Riding Missouri 2009 Edition

Every ride can be an adventure!

Progressive Fork Springs Upgrade 02' Nighthawk 750

In my opinion the best and least expensive thing you can do to the Nighthawk 750 is add new Progressive fork springs.  The bike handles so much better that it will put a grin on your face the first time you ride after this suspension upgrade. The best thing about this upgrade though is that the entire project can be done for around $100.

After receiving my new springs from BikeBandit.com, I head over to my local Honda dealership and picked up three bottles of Pro Honda Suspension Fluid SS-8.  I probably could have gotten by with only two bottles but I’m the kind of person that would rather have too much than not enough.




I first removed the front wheel and unbolted the brake caliper and fender from the forks.
The hardest part of this whole project was breaking the fork tube end caps loose.  These are supposed to torque at 17 foot pounds.  After three attempts at breaking them loose with a 12 inch cheater pipe over a 3/8 drive ratchet they finally came loose with a loud snap.  I didn’t remove the caps at this point I only broke them loose.

Use a standard flat screwdriver to pry off the rubber cap on top of each fork tube to access the end caps.




Loosen the pinch bolts that hold the forks in place then gently slide the tubes off the bike. Be careful not to scratch them.

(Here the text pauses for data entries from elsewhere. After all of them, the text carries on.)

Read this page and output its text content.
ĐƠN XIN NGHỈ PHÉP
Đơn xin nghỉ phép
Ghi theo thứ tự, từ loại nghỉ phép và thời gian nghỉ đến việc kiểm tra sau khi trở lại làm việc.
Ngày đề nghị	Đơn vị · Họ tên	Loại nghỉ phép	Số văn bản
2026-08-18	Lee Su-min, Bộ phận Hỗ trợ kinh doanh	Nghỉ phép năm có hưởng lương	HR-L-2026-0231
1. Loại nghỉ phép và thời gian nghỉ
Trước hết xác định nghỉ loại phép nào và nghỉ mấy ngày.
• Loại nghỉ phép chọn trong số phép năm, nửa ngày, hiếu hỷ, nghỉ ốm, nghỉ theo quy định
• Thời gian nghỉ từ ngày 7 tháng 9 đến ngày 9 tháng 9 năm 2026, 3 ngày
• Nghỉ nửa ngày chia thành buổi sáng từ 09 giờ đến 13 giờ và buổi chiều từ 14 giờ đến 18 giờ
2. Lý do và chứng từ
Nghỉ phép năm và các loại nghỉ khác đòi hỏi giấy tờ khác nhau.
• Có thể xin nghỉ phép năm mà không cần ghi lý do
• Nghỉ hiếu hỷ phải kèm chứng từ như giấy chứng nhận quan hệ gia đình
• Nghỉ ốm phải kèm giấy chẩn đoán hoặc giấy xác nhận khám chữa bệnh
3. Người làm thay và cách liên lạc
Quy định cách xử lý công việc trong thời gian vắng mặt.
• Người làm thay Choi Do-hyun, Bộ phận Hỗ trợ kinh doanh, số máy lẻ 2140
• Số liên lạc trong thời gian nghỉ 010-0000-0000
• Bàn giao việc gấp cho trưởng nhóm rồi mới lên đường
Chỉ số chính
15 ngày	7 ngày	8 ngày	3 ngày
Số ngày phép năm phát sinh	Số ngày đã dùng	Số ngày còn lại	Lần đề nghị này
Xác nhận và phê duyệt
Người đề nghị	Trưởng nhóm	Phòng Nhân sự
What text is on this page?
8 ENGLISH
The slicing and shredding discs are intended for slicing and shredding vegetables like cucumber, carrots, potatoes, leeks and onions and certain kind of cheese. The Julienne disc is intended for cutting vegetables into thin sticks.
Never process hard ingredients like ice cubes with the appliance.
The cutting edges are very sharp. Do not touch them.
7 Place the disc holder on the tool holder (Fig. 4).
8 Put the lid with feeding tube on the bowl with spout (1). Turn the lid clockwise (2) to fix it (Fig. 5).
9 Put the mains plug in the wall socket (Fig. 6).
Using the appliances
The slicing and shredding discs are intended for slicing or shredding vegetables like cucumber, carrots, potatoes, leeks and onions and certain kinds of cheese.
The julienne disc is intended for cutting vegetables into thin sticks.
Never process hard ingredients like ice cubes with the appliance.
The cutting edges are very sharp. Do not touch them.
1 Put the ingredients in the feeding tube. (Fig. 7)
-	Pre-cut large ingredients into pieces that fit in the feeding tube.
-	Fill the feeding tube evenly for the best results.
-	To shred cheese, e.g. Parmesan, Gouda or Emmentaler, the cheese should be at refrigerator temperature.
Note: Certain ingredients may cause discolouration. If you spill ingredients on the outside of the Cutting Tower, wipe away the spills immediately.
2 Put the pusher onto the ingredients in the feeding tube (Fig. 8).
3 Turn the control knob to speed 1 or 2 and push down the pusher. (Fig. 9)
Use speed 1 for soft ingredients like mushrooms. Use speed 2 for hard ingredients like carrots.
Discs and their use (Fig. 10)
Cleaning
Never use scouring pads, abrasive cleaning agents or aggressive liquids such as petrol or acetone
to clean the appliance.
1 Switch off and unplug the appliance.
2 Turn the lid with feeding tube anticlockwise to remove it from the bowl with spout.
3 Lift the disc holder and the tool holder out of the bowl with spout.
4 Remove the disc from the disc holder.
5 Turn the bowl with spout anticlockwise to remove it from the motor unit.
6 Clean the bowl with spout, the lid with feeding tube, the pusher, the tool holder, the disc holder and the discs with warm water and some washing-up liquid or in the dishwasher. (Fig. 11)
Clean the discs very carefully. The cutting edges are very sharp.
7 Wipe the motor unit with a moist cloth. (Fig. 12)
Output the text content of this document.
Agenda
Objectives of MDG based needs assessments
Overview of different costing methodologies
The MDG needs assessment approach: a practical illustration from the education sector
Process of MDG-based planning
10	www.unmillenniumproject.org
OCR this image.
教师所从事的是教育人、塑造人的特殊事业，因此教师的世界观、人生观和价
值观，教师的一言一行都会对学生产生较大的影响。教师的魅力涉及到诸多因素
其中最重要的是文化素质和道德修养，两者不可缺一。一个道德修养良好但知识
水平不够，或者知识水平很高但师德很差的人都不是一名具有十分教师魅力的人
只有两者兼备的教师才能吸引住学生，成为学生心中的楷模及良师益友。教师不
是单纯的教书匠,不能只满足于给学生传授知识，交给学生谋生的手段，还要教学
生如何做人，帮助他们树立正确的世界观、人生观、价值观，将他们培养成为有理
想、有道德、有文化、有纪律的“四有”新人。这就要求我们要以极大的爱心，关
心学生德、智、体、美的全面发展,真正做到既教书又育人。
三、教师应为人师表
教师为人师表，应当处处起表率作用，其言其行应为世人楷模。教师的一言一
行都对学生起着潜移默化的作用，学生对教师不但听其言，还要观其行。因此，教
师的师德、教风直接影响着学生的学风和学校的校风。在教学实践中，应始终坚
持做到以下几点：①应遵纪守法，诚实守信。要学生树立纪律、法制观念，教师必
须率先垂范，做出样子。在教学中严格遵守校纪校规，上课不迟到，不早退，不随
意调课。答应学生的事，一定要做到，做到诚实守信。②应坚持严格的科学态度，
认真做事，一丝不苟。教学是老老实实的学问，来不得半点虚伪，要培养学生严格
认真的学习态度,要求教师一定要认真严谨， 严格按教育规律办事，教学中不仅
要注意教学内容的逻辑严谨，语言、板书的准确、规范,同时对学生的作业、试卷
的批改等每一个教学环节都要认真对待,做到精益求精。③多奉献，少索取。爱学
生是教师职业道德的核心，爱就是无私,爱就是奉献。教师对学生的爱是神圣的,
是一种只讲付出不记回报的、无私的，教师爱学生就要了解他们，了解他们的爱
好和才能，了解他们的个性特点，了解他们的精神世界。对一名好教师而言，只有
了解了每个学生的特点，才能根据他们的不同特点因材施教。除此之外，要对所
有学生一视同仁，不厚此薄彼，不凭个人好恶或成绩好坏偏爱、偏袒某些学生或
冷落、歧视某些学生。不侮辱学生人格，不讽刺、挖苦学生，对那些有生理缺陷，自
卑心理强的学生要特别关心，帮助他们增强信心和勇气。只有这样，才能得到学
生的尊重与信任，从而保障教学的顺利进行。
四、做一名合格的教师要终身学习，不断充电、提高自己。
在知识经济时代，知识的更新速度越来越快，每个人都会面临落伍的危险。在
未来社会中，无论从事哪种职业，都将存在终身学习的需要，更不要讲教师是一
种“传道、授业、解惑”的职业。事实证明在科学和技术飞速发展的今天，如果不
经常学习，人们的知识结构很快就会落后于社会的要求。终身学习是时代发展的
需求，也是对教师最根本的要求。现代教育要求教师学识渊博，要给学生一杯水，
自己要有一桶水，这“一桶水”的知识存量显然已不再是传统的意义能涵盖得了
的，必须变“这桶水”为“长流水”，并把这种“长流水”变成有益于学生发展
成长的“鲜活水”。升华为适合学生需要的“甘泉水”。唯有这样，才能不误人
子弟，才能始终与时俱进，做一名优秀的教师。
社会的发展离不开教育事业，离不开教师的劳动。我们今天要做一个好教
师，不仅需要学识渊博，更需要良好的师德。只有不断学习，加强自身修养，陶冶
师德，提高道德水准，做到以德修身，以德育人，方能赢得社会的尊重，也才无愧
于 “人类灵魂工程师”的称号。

One at a time remove each fork tube end cap and pour the contents into a large baking pan or what ever you have available that is clean and will hold everything.
.Be sure to pump the fork tube up and down a few times then collapsed it completely and pour what little fluid is left in the tube into the pan.

I was amazed at how easy this was to do and how few parts were inside.




According to the paper work that came with the Progressive spring kit I need to cut a spacer for each fork 3.870” in length. The spacer is just some PVC pipe that is supplied with the kit.




I loaded the spacers one at a time into the chuck on my lathe and cut them to finish size. This step is not necessary but I had the equipment and wanted the ends to be perfectly square.




I then poured new fluid into the fork tubes and pumped each one a few times to get it circulating, one took about 15oz and the other took a little less for some reason. With the tube completely collapsed I lowered a steel rule down into each tube about 5.500” inches. I adjusted the fluid level until the end of the steel rule had just barley touched the fluid at the 5.500” inch mark. The factory specifications require that the fluid level be at the 5.400” mark but Progressive recommends a maximum of 5.500” because the new springs will displace more fluid.




The only real odd thing that I ran into on this project was when I dumped the fluid from the second fork into the pan. This was the brake caliper fork tube. The fluid was real dark gray, almost black (it also smelled bad). I have never seen any signs of this fork leaking but it didn’t appear to have as much fluid in it as the other one did. We found this to be strange but everything else seems to be fine with the fork. I bought some extra fluid so I used some of this to flush the fork tube out several times before refilling the tube to spec.

Notice the dark fluid in the pan as it mixes with the lighter fluid from the first fork we did.




I dropped the new spring into each fork with the tight wound end pointing down and placed a washer on top of the spring which was also provided in the kit. Then I added the new PVC spacers we made and tightened everything back up. I had to be careful at this point to not cross thread the end caps when I reassembled everything. The torque specification for the end cap is 17 foot pounds.
I mounted the tubes on the bike and re-installed the front wheel, caliper, and fender to complete the project.


NOTE:   The new springs are definitely much stiffer after the first inch or two of travel than the stock springs were. With the stock springs I could hold the front brake, rock the bike from front to back real hard and the forks would bottom out. I could not get the new Progressive springs to bottom out using this same technique.